Riders and staff we met this time
- RIDERS: Wout van Aert, Tony Martin, Tobias S. Foss, Amund G. Jansen, Mike Teunissen, Dylan Groenewegen, Primož Roglič, Jonas Vingegaard Rasmussen and Tom Dumoulin
- STAFF: Merijn Zeeman (Sport director) and Niels van der Kuur (Mechanic)
As a video guy I’m responsible for all recording devices for audio, video and still images for Visma during content moment. And the accessories. The most important question for a video producer is how many people is to be recorded at the same time. I have to make sure to bring enough cameras, enough tripods and the most important of all; enough microphones according to the planned recording sessions.
And if you need to record three people or more you will have a recording challenge that often is solved with a external recorder. And then you have to have a plan if a equipment fails. You can NOT cancel an appointment because of a technical issue. So a backup camera, a back up recorder and backup microphones is basic configuration. And you can never assume to have a power outlet close to you, so spare batteries that are charged is very important to plan correctly.
Lights and drop-backs is often to heavy to bring on a plane, so we normally rely on the natural light (i always bring two small Manfrotto Muse video lights in case of emergency). Outdoor often give the best pictures, but indoor give the most predictable recording conditions. Any way you always have to expect adjustments to you planned set. It’s a part of the job.
A checked in baggage on 20 KG and a hand luggage of 10 KG (always put your most expensive cameras and lithium spare batteries in the hand luggage) will work if you pack it together correctly. The main equipment for this trips was:
- Sony NX-80 camcorder
- Sony A7R IV with 100-400GM / 28-75 for stills and secondary camcorder
- Sony NX-70 as a backup camera with backup battery for primary camera.
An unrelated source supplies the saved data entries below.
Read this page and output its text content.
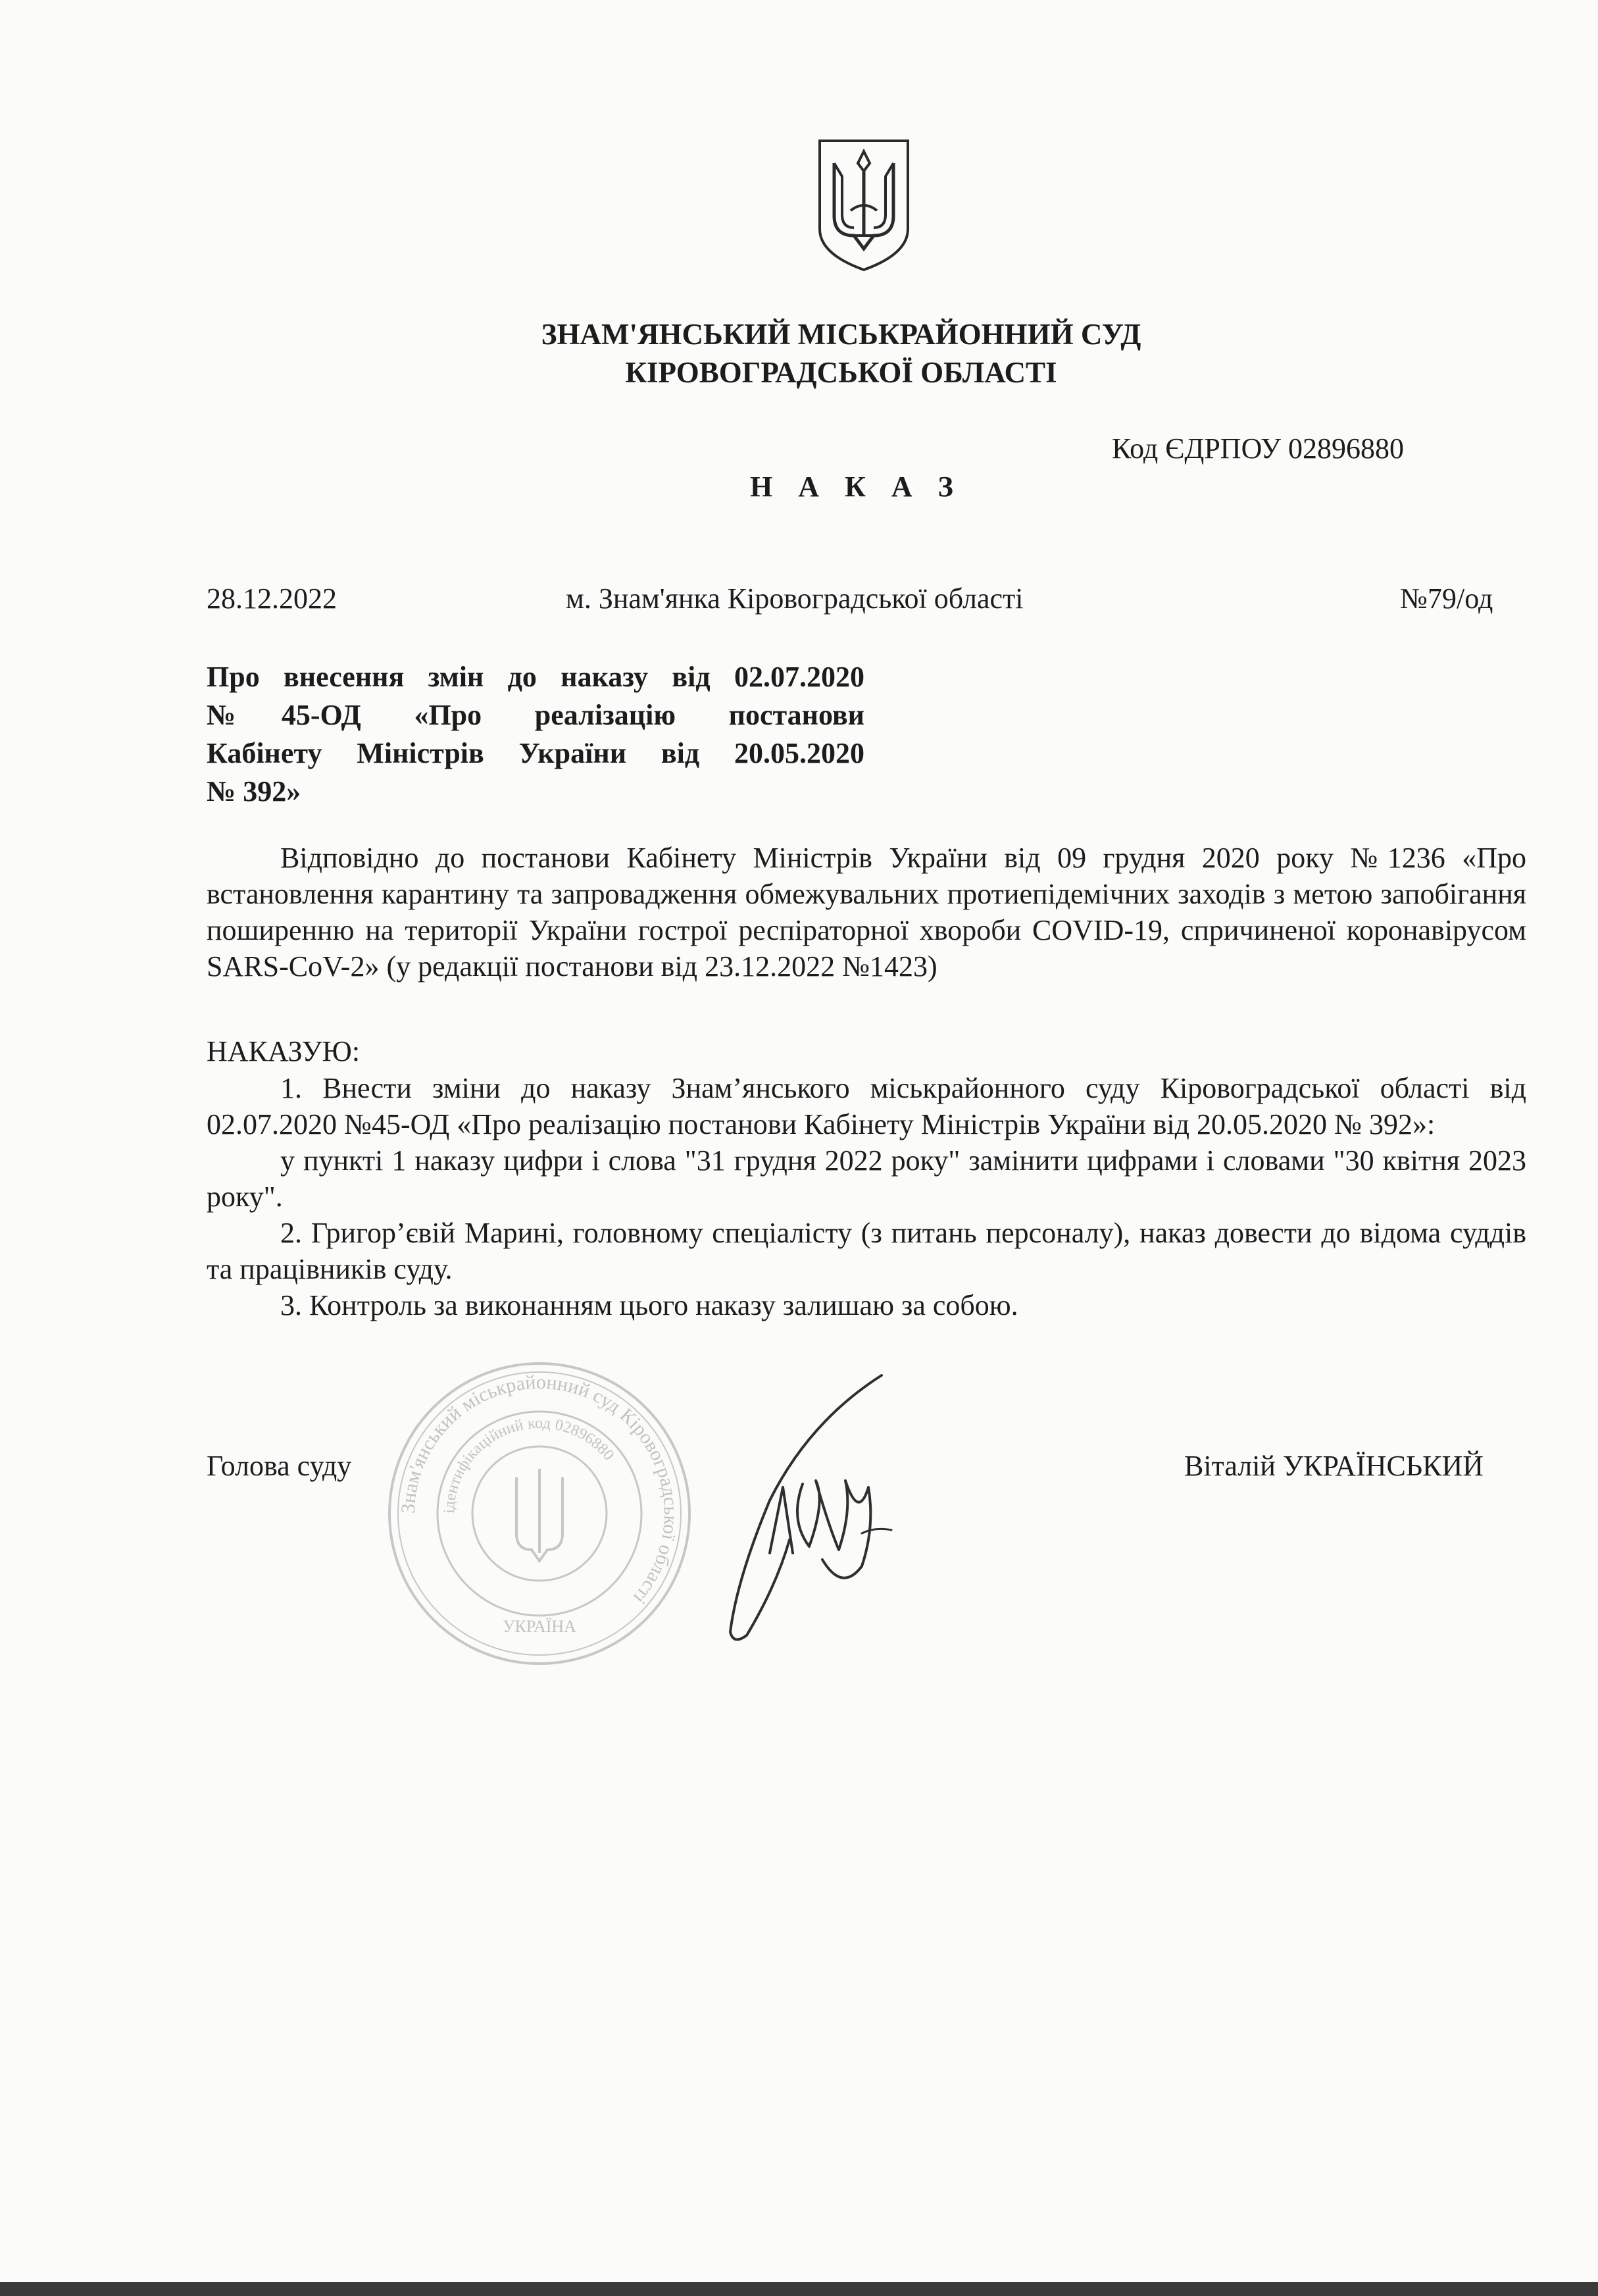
ЗНАМ'ЯНСЬКИЙ МІСЬКРАЙОННИЙ СУД
КІРОВОГРАДСЬКОЇ ОБЛАСТІ
Код ЄДРПОУ 02896880
Н А К А З
28.12.2022	м. Знам'янка Кіровоградської області	№79/од
Про внесення змін до наказу від 02.07.2020
№45-ОД «Про реалізацію постанови
Кабінету Міністрів України від 20.05.2020
№ 392»
Відповідно до постанови Кабінету Міністрів України від 09 грудня 2020 року №1236 «Про встановлення карантину та запровадження обмежувальних протиепідемічних заходів з метою запобігання поширенню на території України гострої респіраторної хвороби COVID-19, спричиненої коронавірусом SARS-CoV-2» (у редакції постанови від 23.12.2022 №1423)
НАКАЗУЮ:

1. Внести зміни до наказу Знам’янського міськрайонного суду Кіровоградської області від 02.07.2020 №45-ОД «Про реалізацію постанови Кабінету Міністрів України від 20.05.2020 № 392»:

у пункті 1 наказу цифри і слова "31 грудня 2022 року" замінити цифрами і словами "30 квітня 2023 року".

2. Григор’євій Марині, головному спеціалісту (з питань персоналу), наказ довести до відома суддів та працівників суду.

3. Контроль за виконанням цього наказу залишаю за собою.

Знам'янський міськрайонний суд Кіровоградської області
ідентифікаційний код 02896880
УКРАЇНА
Голова суду	Віталій УКРАЇНСЬКИЙ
- GoPro Hero 7 with mini tripod and head strap. Sony RX100.
- Wireless lapel microphone systems from Sennheiser and Røde.
- 2 x tripods
Day 1 – on bike
The first day was all about creating content with the team riding the bikes in full outfit. It started by taking photos and video footage while the riders was preparing outside the hotel for the training session. Then the cyclists was divided into groups and Team Jumbo-Visma filled up 2-3 vans for photos and video footages.
The most difficult choices you have to take as a camera man is “should this be a video in high quality (4K) OR should this be a video with slo-mo capabilities OR should this be a photo”. Life is hard…
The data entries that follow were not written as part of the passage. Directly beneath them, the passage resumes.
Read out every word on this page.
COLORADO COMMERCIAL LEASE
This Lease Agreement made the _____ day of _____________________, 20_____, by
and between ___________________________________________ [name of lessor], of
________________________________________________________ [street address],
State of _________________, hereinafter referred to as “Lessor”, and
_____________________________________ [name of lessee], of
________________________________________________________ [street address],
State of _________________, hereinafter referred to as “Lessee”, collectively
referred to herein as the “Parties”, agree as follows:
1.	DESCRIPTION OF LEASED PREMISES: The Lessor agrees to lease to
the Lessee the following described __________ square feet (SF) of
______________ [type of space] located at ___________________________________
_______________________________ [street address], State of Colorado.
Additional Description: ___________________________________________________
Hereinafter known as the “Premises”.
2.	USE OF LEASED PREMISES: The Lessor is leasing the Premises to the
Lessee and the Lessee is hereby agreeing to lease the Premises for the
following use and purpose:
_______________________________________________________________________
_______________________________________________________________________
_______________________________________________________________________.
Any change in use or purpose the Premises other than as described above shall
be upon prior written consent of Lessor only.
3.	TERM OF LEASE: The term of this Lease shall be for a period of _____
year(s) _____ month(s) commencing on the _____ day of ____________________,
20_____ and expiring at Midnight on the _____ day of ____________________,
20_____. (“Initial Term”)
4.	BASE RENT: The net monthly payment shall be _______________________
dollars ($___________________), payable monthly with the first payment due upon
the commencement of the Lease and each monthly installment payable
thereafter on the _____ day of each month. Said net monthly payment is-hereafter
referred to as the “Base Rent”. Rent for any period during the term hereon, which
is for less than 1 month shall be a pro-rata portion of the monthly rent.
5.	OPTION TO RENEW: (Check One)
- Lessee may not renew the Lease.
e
Sometimes it is possible to record from the side of the car, sometimes from the trunk of the car and sometimes from the roadside.
During the on bike session you don’t have any opportunities to direct the riders. So you have to do the best you can with what is served.
Day 2 – off bike
This was the day for all the planned video interviews and photo shoots with the athletes. We started the day doing research to find a suitable location for a base. The (sun)light and the background possibilities are always the most important parameters to consider. A lot of testing with ‘real faces’ was accomplished before the interview sessions began.
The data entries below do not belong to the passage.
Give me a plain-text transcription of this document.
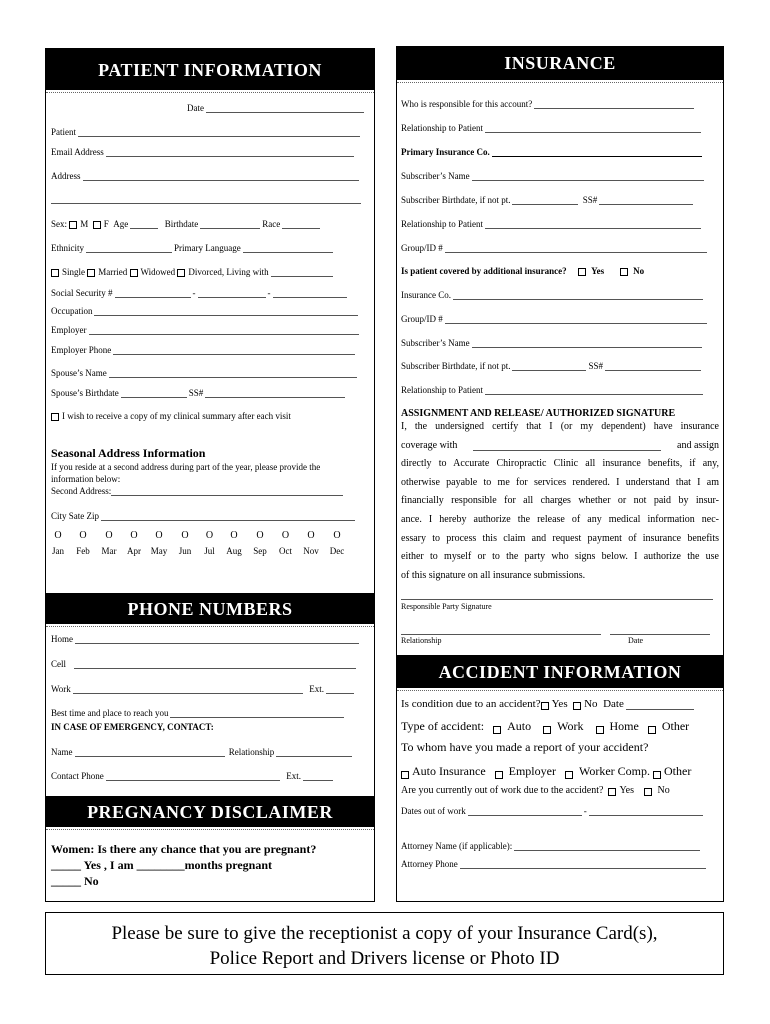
PATIENT INFORMATION
Date
Patient
Email Address
Address
Sex:
M
F
Age
	Birthdate	Race
Ethnicity	Primary Language
Single
Married
Widowed
Divorced, Living with
Social Security #	-	-
Occupation
Employer
Employer Phone
Spouse’s Name
Spouse’s Birthdate	SS#
I wish to receive a copy of my clinical summary after each visit
Seasonal Address Information
If you reside at a second address during part of the year, please provide the
information below:
Second Address:
City Sate Zip
O	O	O	O	O	O	O	O	O	O	O	O
Jan	Feb	Mar	Apr	May	Jun	Jul	Aug	Sep	Oct	Nov	Dec
PHONE NUMBERS
Home
Cell
Work
	Ext.
Best time and place to reach you
IN CASE OF EMERGENCY, CONTACT:
Name
	Relationship
Contact Phone
	Ext.
PREGNANCY DISCLAIMER
Women: Is there any chance that you are pregnant?
_____ Yes , I am ________months pregnant
_____ No
INSURANCE
Who is responsible for this account?
Relationship to Patient
Primary Insurance Co.
Subscriber’s Name
Subscriber Birthdate, if not pt.
	SS#
Relationship to Patient
Group/ID #
Is patient covered by additional insurance?

	Yes

	No
Insurance Co.
Group/ID #
Subscriber’s Name
Subscriber Birthdate, if not pt.	SS#
Relationship to Patient
ASSIGNMENT AND RELEASE/ AUTHORIZED SIGNATURE
I, the undersigned certify that I (or my dependent) have insurance
coverage with	and assign
directly to Accurate Chiropractic Clinic all insurance benefits, if any,
otherwise payable to me for services rendered. I understand that I am
financially responsible for all charges whether or not paid by insur-
ance. I hereby authorize the release of any medical information nec-
essary to process this claim and request payment of insurance benefits
either to myself or to the party who signs below. I authorize the use
of this signature on all insurance submissions.
Responsible Party Signature
Relationship	Date
ACCIDENT INFORMATION
Is condition due to an accident? Yes
No
Date
Type of accident:

Auto

Work

Home

Other
To whom have you made a report of your accident?
Auto Insurance

Employer

Worker Comp.
Other
Are you currently out of work due to the accident?
Yes

No
Dates out of work	-
Attorney Name (if applicable):
Attorney Phone
Please be sure to give the receptionist a copy of your Insurance Card(s),
Police Report and Drivers license or Photo ID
All the riders was escorted around by staff from Team Jumbo-Visma. This made it easier for both the riders to move quickly around on the premises, and for the riders and the media team to keep track of the time we had with the different athlete(s). We often have to switch without delay between the different interview, and the well planned individual interviews come in very handy.
Before we take a well-deserved beer, let’s sum up…
The most important thing to remember when going on a photo/video trip is:
- Find the number: How many people will you need to record simultaneously?
- Take your cameras and your spare batteries in the hand luggage
- Technology can fail. Always bring backup devices
- Use time to consider the best location. Consider light and backgrounds
- Make the riders feel relaxed when shooting
- Make backup of everything you record once the session is over. Take one more backup and keep it separated from the main storage.